Locate $\sqrt{5}, \sqrt{10}$ and $\sqrt{1} 7$ on the number line.

Solution:

(i) Here, $5=2^{2}+1^{2}$

So, draw a right angled $\triangle O A B$, in which $O A=2$ units and $A B=1$ unit and $\angle O A B=90^{\circ}$ By using Pythagoras theorem, we get

$O B=\sqrt{O A^{2}+A B^{2}}$

$=\sqrt{2^{2}+1^{2}}=\sqrt{4+1}=\sqrt{5}$

Taking $O B=\sqrt{5}$ as radius and point $O$ as centre, draw an arc which meets the number line at point $P$ on the positive side of it.

Hence, it is clear that point $P$ represents $\sqrt{5}$ on the number line.

(ii) Here, $10=3^{2}+1$

So, draw a right angled $\triangle O A B$, in which $O A=3$ units and $A B=1$ unit and $\angle O A B=90^{\circ}$.

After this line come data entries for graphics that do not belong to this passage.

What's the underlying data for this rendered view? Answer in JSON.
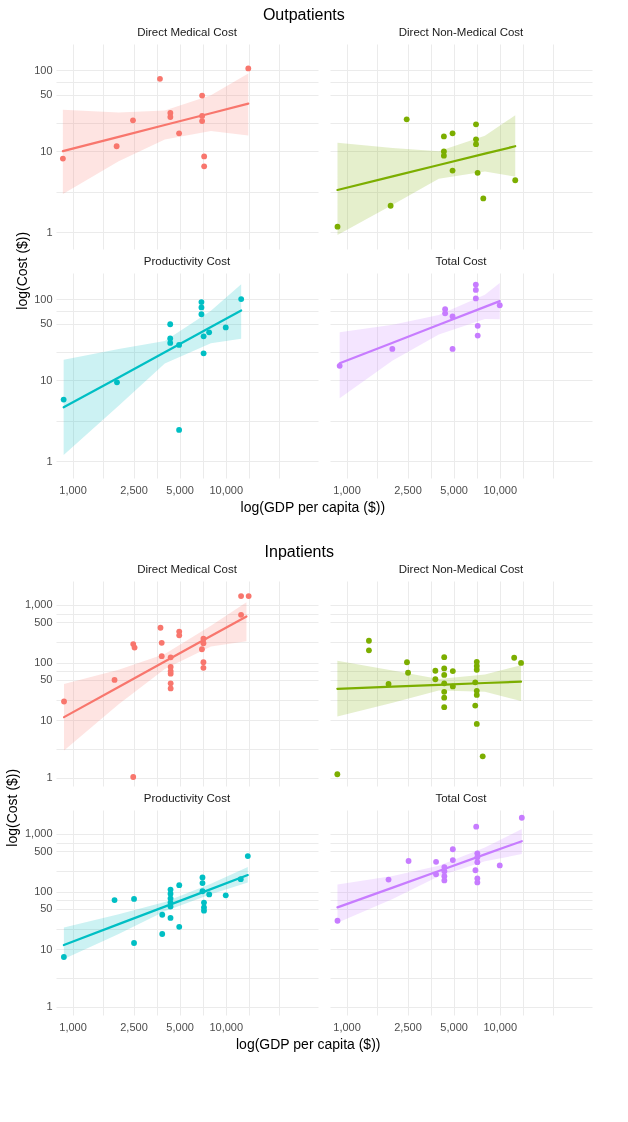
{
  "chart_data": [
    {
      "type": "scatter",
      "title": "Direct Medical Cost",
      "annotations": [
        "Outpatients"
      ],
      "ylabel": "log(Cost ($))",
      "log": "xy",
      "grid": true,
      "tick_labels": "y",
      "xlim": [
        780,
        40000
      ],
      "ylim": [
        0.62,
        210
      ],
      "xticks": [
        1000,
        {
          "value": 1581,
          "label": null
        },
        2500,
        {
          "value": 3536,
          "label": null
        },
        5000,
        {
          "value": 7071,
          "label": null
        },
        10000,
        {
          "value": 14142,
          "label": null
        },
        {
          "value": 22361,
          "label": null
        }
      ],
      "yticks": [
        1,
        {
          "value": 3.16,
          "label": null
        },
        10,
        {
          "value": 22.4,
          "label": null
        },
        50,
        {
          "value": 70.7,
          "label": null
        },
        100
      ],
      "series": [
        {
          "marker": "circle",
          "color": "#f8766d",
          "x": [
            865,
            1940,
            2480,
            3720,
            4350,
            4350,
            4960,
            7010,
            7010,
            7010,
            7230,
            7230,
            14030
          ],
          "values": [
            8.1,
            11.5,
            24,
            78,
            29.6,
            26.4,
            16.6,
            48.5,
            27.2,
            23.5,
            8.6,
            6.5,
            105
          ]
        },
        {
          "type": "line",
          "color": "#f8766d",
          "x": [
            865,
            2000,
            4000,
            8000,
            14030
          ],
          "values": [
            10,
            15,
            21,
            29.4,
            38.6
          ],
          "lower": [
            2.96,
            7.5,
            13.9,
            17.7,
            15.6
          ],
          "upper": [
            32.5,
            30,
            31.8,
            48.9,
            91
          ]
        }
      ]
    },
    {
      "type": "scatter",
      "title": "Direct Non-Medical Cost",
      "log": "xy",
      "grid": true,
      "tick_labels": false,
      "xlim": [
        780,
        40000
      ],
      "ylim": [
        0.62,
        210
      ],
      "xticks": [
        1000,
        {
          "value": 1581,
          "label": null
        },
        2500,
        {
          "value": 3536,
          "label": null
        },
        5000,
        {
          "value": 7071,
          "label": null
        },
        10000,
        {
          "value": 14142,
          "label": null
        },
        {
          "value": 22361,
          "label": null
        }
      ],
      "yticks": [
        1,
        {
          "value": 3.16,
          "label": null
        },
        10,
        {
          "value": 22.4,
          "label": null
        },
        50,
        {
          "value": 70.7,
          "label": null
        },
        100
      ],
      "series": [
        {
          "marker": "circle",
          "color": "#7cae00",
          "x": [
            873,
            1940,
            2470,
            4320,
            4920,
            4320,
            4320,
            4920,
            7000,
            7000,
            7000,
            7170,
            7810,
            12620
          ],
          "values": [
            1.17,
            2.12,
            24.7,
            15.2,
            16.6,
            9.9,
            8.8,
            5.75,
            21.4,
            14,
            12.2,
            5.4,
            2.61,
            4.37
          ]
        },
        {
          "type": "line",
          "color": "#7cae00",
          "x": [
            873,
            2000,
            4000,
            8000,
            12620
          ],
          "values": [
            3.32,
            4.89,
            6.75,
            9.31,
            11.5
          ],
          "lower": [
            0.92,
            2.18,
            4.56,
            5.61,
            4.85
          ],
          "upper": [
            12.7,
            10.9,
            9.98,
            15.5,
            27.7
          ]
        }
      ]
    },
    {
      "type": "scatter",
      "title": "Productivity Cost",
      "xlabel": "log(GDP per capita ($))",
      "log": "xy",
      "grid": true,
      "xlim": [
        780,
        40000
      ],
      "ylim": [
        0.62,
        210
      ],
      "xticks": [
        {
          "value": 1000,
          "label": "1,000"
        },
        {
          "value": 1581,
          "label": null
        },
        {
          "value": 2500,
          "label": "2,500"
        },
        {
          "value": 3536,
          "label": null
        },
        {
          "value": 5000,
          "label": "5,000"
        },
        {
          "value": 7071,
          "label": null
        },
        {
          "value": 10000,
          "label": "10,000"
        },
        {
          "value": 14142,
          "label": null
        },
        {
          "value": 22361,
          "label": null
        }
      ],
      "yticks": [
        1,
        {
          "value": 3.16,
          "label": null
        },
        10,
        {
          "value": 22.4,
          "label": null
        },
        50,
        {
          "value": 70.7,
          "label": null
        },
        100
      ],
      "series": [
        {
          "marker": "circle",
          "color": "#00bfc4",
          "x": [
            875,
            1950,
            4340,
            4340,
            4340,
            4960,
            4960,
            6940,
            6940,
            6940,
            7170,
            7170,
            7790,
            10000,
            12610
          ],
          "values": [
            5.75,
            9.4,
            49,
            32.7,
            28.8,
            27.2,
            2.43,
            92,
            79,
            65,
            34.7,
            21.4,
            38.9,
            44.7,
            100
          ]
        },
        {
          "type": "line",
          "color": "#00bfc4",
          "x": [
            875,
            2000,
            4000,
            8000,
            12610
          ],
          "values": [
            4.62,
            10.8,
            22.1,
            45.3,
            72.4
          ],
          "lower": [
            1.19,
            4.84,
            16,
            28.6,
            32.4
          ],
          "upper": [
            17.8,
            24.3,
            30.5,
            71.8,
            153
          ]
        }
      ]
    },
    {
      "type": "scatter",
      "title": "Total Cost",
      "log": "xy",
      "grid": true,
      "tick_labels": "x",
      "xlim": [
        780,
        40000
      ],
      "ylim": [
        0.62,
        210
      ],
      "xticks": [
        {
          "value": 1000,
          "label": "1,000"
        },
        {
          "value": 1581,
          "label": null
        },
        {
          "value": 2500,
          "label": "2,500"
        },
        {
          "value": 3536,
          "label": null
        },
        {
          "value": 5000,
          "label": "5,000"
        },
        {
          "value": 7071,
          "label": null
        },
        {
          "value": 10000,
          "label": "10,000"
        },
        {
          "value": 14142,
          "label": null
        },
        {
          "value": 22361,
          "label": null
        }
      ],
      "yticks": [
        1,
        {
          "value": 3.16,
          "label": null
        },
        10,
        {
          "value": 22.4,
          "label": null
        },
        50,
        {
          "value": 70.7,
          "label": null
        },
        100
      ],
      "series": [
        {
          "marker": "circle",
          "color": "#c77cff",
          "x": [
            902,
            1990,
            4400,
            4400,
            4920,
            4920,
            6980,
            6980,
            6980,
            7180,
            7180,
            10000
          ],
          "values": [
            15,
            24.3,
            75,
            66.8,
            61,
            24.3,
            151,
            130,
            102,
            46.8,
            35.5,
            84
          ]
        },
        {
          "type": "line",
          "color": "#c77cff",
          "x": [
            902,
            2000,
            4000,
            8000,
            10000
          ],
          "values": [
            16.2,
            29,
            48.3,
            80.2,
            94.4
          ],
          "lower": [
            5.96,
            17.5,
            36.6,
            56.8,
            56.3
          ],
          "upper": [
            38.9,
            48.2,
            63.7,
            113,
            158
          ]
        }
      ]
    },
    {
      "type": "scatter",
      "title": "Direct Medical Cost",
      "annotations": [
        "Inpatients"
      ],
      "ylabel": "log(Cost ($))",
      "log": "xy",
      "grid": true,
      "tick_labels": "y",
      "xlim": [
        780,
        40000
      ],
      "ylim": [
        0.72,
        2600
      ],
      "xticks": [
        1000,
        {
          "value": 1581,
          "label": null
        },
        2500,
        {
          "value": 3536,
          "label": null
        },
        5000,
        {
          "value": 7071,
          "label": null
        },
        10000,
        {
          "value": 14142,
          "label": null
        },
        {
          "value": 22361,
          "label": null
        }
      ],
      "yticks": [
        1,
        {
          "value": 3.16,
          "label": null
        },
        10,
        {
          "value": 22.4,
          "label": null
        },
        50,
        {
          "value": 70.7,
          "label": null
        },
        100,
        {
          "value": 224,
          "label": null
        },
        500,
        {
          "value": 707,
          "label": null
        },
        {
          "value": 1000,
          "label": "1,000"
        }
      ],
      "series": [
        {
          "marker": "circle",
          "color": "#f8766d",
          "x": [
            880,
            1880,
            2490,
            2490,
            2540,
            3750,
            3820,
            3820,
            4370,
            4370,
            4370,
            4370,
            4370,
            4370,
            4970,
            4970,
            7150,
            7150,
            6990,
            7150,
            7150,
            12590,
            14110,
            12590
          ],
          "values": [
            21.1,
            49.9,
            1.03,
            209,
            182,
            402,
            220,
            129,
            123,
            84,
            71,
            64,
            43.6,
            35.5,
            345,
            297,
            259,
            217,
            170,
            101,
            81,
            1425,
            1425,
            673
          ]
        },
        {
          "type": "line",
          "color": "#f8766d",
          "x": [
            880,
            2000,
            4000,
            8000,
            13650
          ],
          "values": [
            11.3,
            37.7,
            104,
            288,
            630
          ],
          "lower": [
            2.97,
            18.9,
            77.3,
            190,
            233
          ],
          "upper": [
            42.4,
            75.2,
            141,
            436,
            1115
          ]
        }
      ]
    },
    {
      "type": "scatter",
      "title": "Direct Non-Medical Cost",
      "log": "xy",
      "grid": true,
      "tick_labels": false,
      "xlim": [
        780,
        40000
      ],
      "ylim": [
        0.72,
        2600
      ],
      "xticks": [
        1000,
        {
          "value": 1581,
          "label": null
        },
        2500,
        {
          "value": 3536,
          "label": null
        },
        5000,
        {
          "value": 7071,
          "label": null
        },
        10000,
        {
          "value": 14142,
          "label": null
        },
        {
          "value": 22361,
          "label": null
        }
      ],
      "yticks": [
        1,
        {
          "value": 3.16,
          "label": null
        },
        10,
        {
          "value": 22.4,
          "label": null
        },
        50,
        {
          "value": 70.7,
          "label": null
        },
        100,
        {
          "value": 224,
          "label": null
        },
        500,
        {
          "value": 707,
          "label": null
        },
        1000
      ],
      "series": [
        {
          "marker": "circle",
          "color": "#7cae00",
          "x": [
            871,
            1400,
            1400,
            1880,
            2480,
            2520,
            3800,
            3800,
            4340,
            4340,
            4340,
            4340,
            4340,
            4340,
            4340,
            4940,
            4940,
            7080,
            7080,
            7080,
            6920,
            7080,
            7080,
            6920,
            7080,
            7740,
            12420,
            13770
          ],
          "values": [
            1.15,
            239,
            163,
            42.4,
            101,
            66.4,
            72,
            51.3,
            124,
            79,
            61,
            43.5,
            31,
            24.6,
            16.8,
            71,
            38.5,
            103,
            87,
            75,
            45.4,
            32.3,
            27.4,
            17.9,
            8.6,
            2.36,
            121,
            98.6
          ]
        },
        {
          "type": "line",
          "color": "#7cae00",
          "x": [
            871,
            2000,
            4000,
            8000,
            13770
          ],
          "values": [
            35,
            38.2,
            41,
            44.1,
            46.7
          ],
          "lower": [
            11.6,
            20,
            32.6,
            31.2,
            21.4
          ],
          "upper": [
            107,
            72.8,
            51.6,
            62.2,
            90
          ]
        }
      ]
    },
    {
      "type": "scatter",
      "title": "Productivity Cost",
      "xlabel": "log(GDP per capita ($))",
      "log": "xy",
      "grid": true,
      "xlim": [
        780,
        40000
      ],
      "ylim": [
        0.72,
        2600
      ],
      "xticks": [
        {
          "value": 1000,
          "label": "1,000"
        },
        {
          "value": 1581,
          "label": null
        },
        {
          "value": 2500,
          "label": "2,500"
        },
        {
          "value": 3536,
          "label": null
        },
        {
          "value": 5000,
          "label": "5,000"
        },
        {
          "value": 7071,
          "label": null
        },
        {
          "value": 10000,
          "label": "10,000"
        },
        {
          "value": 14142,
          "label": null
        },
        {
          "value": 22361,
          "label": null
        }
      ],
      "yticks": [
        1,
        {
          "value": 3.16,
          "label": null
        },
        10,
        {
          "value": 22.4,
          "label": null
        },
        50,
        {
          "value": 70.7,
          "label": null
        },
        100,
        {
          "value": 224,
          "label": null
        },
        500,
        {
          "value": 707,
          "label": null
        },
        {
          "value": 1000,
          "label": "1,000"
        }
      ],
      "series": [
        {
          "marker": "circle",
          "color": "#00bfc4",
          "x": [
            878,
            1880,
            2520,
            2520,
            3850,
            3850,
            4360,
            4360,
            4360,
            4360,
            4360,
            4360,
            4970,
            4970,
            7050,
            7050,
            7050,
            7210,
            7210,
            7210,
            7800,
            10000,
            12530,
            13930
          ],
          "values": [
            7.3,
            71,
            12.8,
            74.5,
            39.6,
            18.3,
            34.8,
            108,
            91.8,
            75.7,
            64.4,
            54.8,
            24.4,
            129,
            175,
            140,
            101,
            53,
            46.6,
            64.4,
            89,
            86,
            164,
            412
          ]
        },
        {
          "type": "line",
          "color": "#00bfc4",
          "x": [
            878,
            2000,
            4000,
            8000,
            13930
          ],
          "values": [
            11.8,
            27.2,
            54.7,
            110,
            193
          ],
          "lower": [
            6.73,
            18.4,
            45.5,
            89.5,
            144
          ],
          "upper": [
            23.7,
            40.2,
            65.8,
            136,
            266
          ]
        }
      ]
    },
    {
      "type": "scatter",
      "title": "Total Cost",
      "log": "xy",
      "grid": true,
      "tick_labels": "x",
      "xlim": [
        780,
        40000
      ],
      "ylim": [
        0.72,
        2600
      ],
      "xticks": [
        {
          "value": 1000,
          "label": "1,000"
        },
        {
          "value": 1581,
          "label": null
        },
        {
          "value": 2500,
          "label": "2,500"
        },
        {
          "value": 3536,
          "label": null
        },
        {
          "value": 5000,
          "label": "5,000"
        },
        {
          "value": 7071,
          "label": null
        },
        {
          "value": 10000,
          "label": "10,000"
        },
        {
          "value": 14142,
          "label": null
        },
        {
          "value": 22361,
          "label": null
        }
      ],
      "yticks": [
        1,
        {
          "value": 3.16,
          "label": null
        },
        10,
        {
          "value": 22.4,
          "label": null
        },
        50,
        {
          "value": 70.7,
          "label": null
        },
        100,
        {
          "value": 224,
          "label": null
        },
        500,
        {
          "value": 707,
          "label": null
        },
        1000
      ],
      "series": [
        {
          "type": "line",
          "color": "#c77cff",
          "x": [
            873,
            2000,
            4000,
            8000,
            13930
          ],
          "values": [
            53.1,
            117,
            227,
            441,
            748
          ],
          "lower": [
            28.7,
            74,
            185,
            334,
            447
          ],
          "upper": [
            133,
            186,
            279,
            581,
            1213
          ]
        },
        {
          "marker": "circle",
          "color": "#c77cff",
          "x": [
            873,
            1880,
            2540,
            3840,
            3840,
            4350,
            4350,
            4350,
            4350,
            4940,
            4940,
            7020,
            7140,
            7140,
            7140,
            6940,
            7140,
            7140,
            10000,
            13930
          ],
          "values": [
            31.1,
            161,
            339,
            328,
            199,
            266,
            226,
            184,
            156,
            542,
            351,
            1337,
            461,
            393,
            323,
            234,
            169,
            144,
            284,
            1905
          ]
        }
      ]
    }
  ]
}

By using Pythagoras theorem, we get

$O B=\sqrt{O A^{2}+A B^{2}}$

$=\sqrt{3^{2}+1^{2}}=\sqrt{9+1}=\sqrt{10}$

Taking $O B=\sqrt{10}$ as radius and point $O$ as centre, draw an arc which meets the number line at point $P$ on the positive side of it. The point $P$ represents $\sqrt{10}$ on the number line.

(iii) Here, $17=4^{2}+1$

So, draw a right angled $\triangle O A B$, in which $O A=4$ units and $A B=1$ unit and $\angle O A B=90^{\circ}$ By using Pythagoras theorem, we get

$O B=\sqrt{O A^{2}+A B^{2}}$

$=\sqrt{4^{2}+1^{2}}=\sqrt{16+1}=\sqrt{17}$

Taking, $O B=\sqrt{17}$ as radius and point $O$ as centre, draw an arc which meets the number line at point $P$ on the positive side of it. The point $P$ represents $\sqrt{17}$ on the number line.